Harvard Business School’s Michael Porter, a big fan of bundled payments, praises the work of the Chicago area primary-care provider Oak Street Health.
Here’s how Paul Barr describes it in Hospitals & Health Networks: “Oak Street receives a risk-adjusted global capitation payment from CMS-hired insurers for seniors with low income, basically the senior dual-eligible population.
“That payment is designed to cover everything. ‘We are at risk for all of the care,’ says Griffin Myers, founder and CMO of Oak Street. “That’s not just primary care. If somebody ends up in the hospital, we pay the hospital bill; if they end up in a specialist’s office we pay the specialist; if they end up in a rehab, we pay the rehab,’ Dr. Myers says.”

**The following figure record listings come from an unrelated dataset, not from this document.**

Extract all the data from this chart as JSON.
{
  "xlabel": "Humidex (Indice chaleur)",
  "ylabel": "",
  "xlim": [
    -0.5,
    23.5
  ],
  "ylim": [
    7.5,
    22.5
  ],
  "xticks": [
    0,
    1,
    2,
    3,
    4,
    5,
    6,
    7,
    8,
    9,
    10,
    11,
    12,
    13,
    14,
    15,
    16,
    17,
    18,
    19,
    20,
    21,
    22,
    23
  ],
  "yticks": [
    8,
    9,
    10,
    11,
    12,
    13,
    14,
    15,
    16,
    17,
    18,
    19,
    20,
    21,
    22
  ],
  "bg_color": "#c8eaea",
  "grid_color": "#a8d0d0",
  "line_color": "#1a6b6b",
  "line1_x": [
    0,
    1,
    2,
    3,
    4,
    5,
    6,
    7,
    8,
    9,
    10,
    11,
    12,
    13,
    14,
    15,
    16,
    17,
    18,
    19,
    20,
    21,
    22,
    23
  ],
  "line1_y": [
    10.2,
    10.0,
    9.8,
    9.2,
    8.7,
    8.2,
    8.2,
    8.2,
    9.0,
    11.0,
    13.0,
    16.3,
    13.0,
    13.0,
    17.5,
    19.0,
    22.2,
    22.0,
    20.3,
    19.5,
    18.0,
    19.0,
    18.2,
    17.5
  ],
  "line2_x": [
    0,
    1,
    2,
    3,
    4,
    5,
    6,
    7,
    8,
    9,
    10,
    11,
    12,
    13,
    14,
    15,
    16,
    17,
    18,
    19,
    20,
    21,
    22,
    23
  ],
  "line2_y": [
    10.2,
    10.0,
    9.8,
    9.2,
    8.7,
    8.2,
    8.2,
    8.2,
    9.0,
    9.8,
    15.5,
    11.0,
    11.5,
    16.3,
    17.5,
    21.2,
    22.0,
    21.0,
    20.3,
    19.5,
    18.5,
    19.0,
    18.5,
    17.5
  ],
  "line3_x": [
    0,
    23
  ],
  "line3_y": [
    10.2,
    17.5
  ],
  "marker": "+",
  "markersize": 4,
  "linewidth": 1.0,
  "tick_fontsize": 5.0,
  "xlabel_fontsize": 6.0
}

“But Oak Street Health provides a cranked-up version of primary care at a cost that is roughly triple the annual amount spent on primary care with the average Medicare patient, but far cheaper than inpatient care, Dr. Myers says.
“The economics are compelling: If Oak Street’s primary-care efforts are good enough to reduce inpatient admissions sufficiently, the patients are healthier and Oak Street harnesses the savings. Myers estimates that the average cost of a hospitalization for seniors of about $13,000 equals the cost of about 100 clinic visits. Under that scenario, if they can prevent a single hospitalization as the result of 90 primary-care visits, they’ve saved money, he says.”